О том же, зачем он очутился на этой меже, зачем целый божий день валяется под чахлой таволгой и с таким притворным холодным спокойствием выжидает здесь сумерек, прислушиваясь к тревожному шуму степных ветров, Филарет сейчас не думал. Он не задумывался и над тем, каким образом знаменитая никулинская кобыла вдруг стала его собственностью. Не хотелось Филарету думать об этом. Не хотел он вспоминать подробности того вечера, когда над ним, захмелевшим и полусонным, угодливо суетились то Епифан Окатов, то подслеповатый Анисим, то Силантий Никулин, нашептывая ему в уши что-то тревожное и неясное, как заго-
вор, как заклятие! И вот только теперь, когда начал еще сильней и звонче петь над головой предзакатный ветер, Нашатырь, жадно докурив последнюю самокрутку, словно очнулся от глубокого забытья и подумал о том, что ему предстояло сделать. Ему надо было успеть засветло выстлать межу сухой соломой, чтобы потом из-под ветра направить огонь в сторону густого, рослого, как камыш, колхозного хлеба.

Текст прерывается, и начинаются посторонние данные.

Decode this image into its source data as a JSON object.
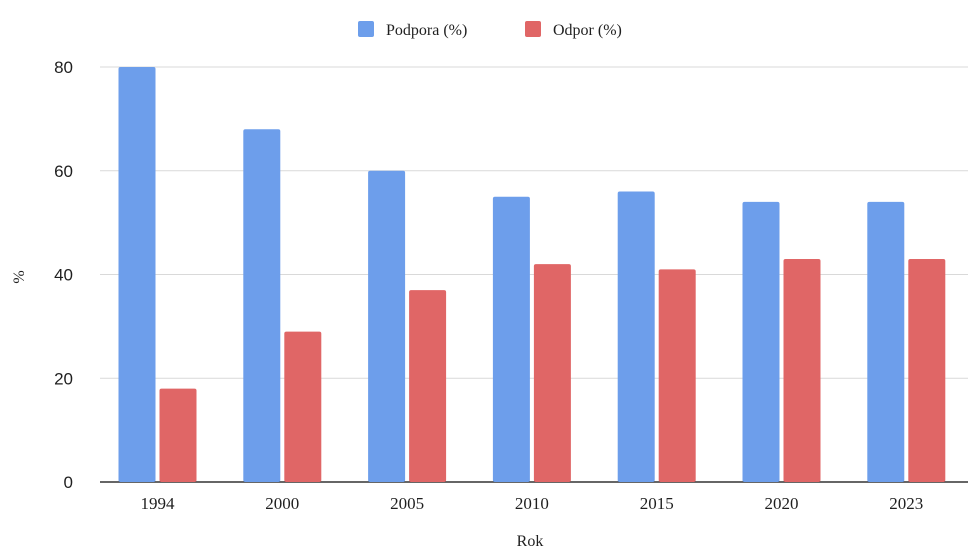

Вечерело.Еще раз зорко оглядевшись вокруг и не заметив в порозовевшей от заката степи ни одной живой души, Нашатырь взялся за дело. Подкравшись к стоявшему поодаль почерневшему от времени старому соломенному омету, он поспешно набрал охапку сухой, как порох, соломы и принялся выстилать с подветренной стороны дорогу от омета к массиву — дорогу огню. Затем, выстлав межу соломой, Нашатырь присел на корточки и поджег для пробы одну охапку. Вспыхнув, солома зловеще затрещала, и огонь злорадным жгутом мгновенно замкнулся вокруг Филаретовых ног, а потом стремительно ринулся, извиваясь змеей, к массиву пшеницы.
Какое-то мгновение или, может быть, только десятую долю его Нашатырь с тупым любопытством смотрел на огонь. А затем, подняв глаза на позолотевший от заката массив пшеницы, вдруг остолбенел и, приоткрыв рот, замер на месте.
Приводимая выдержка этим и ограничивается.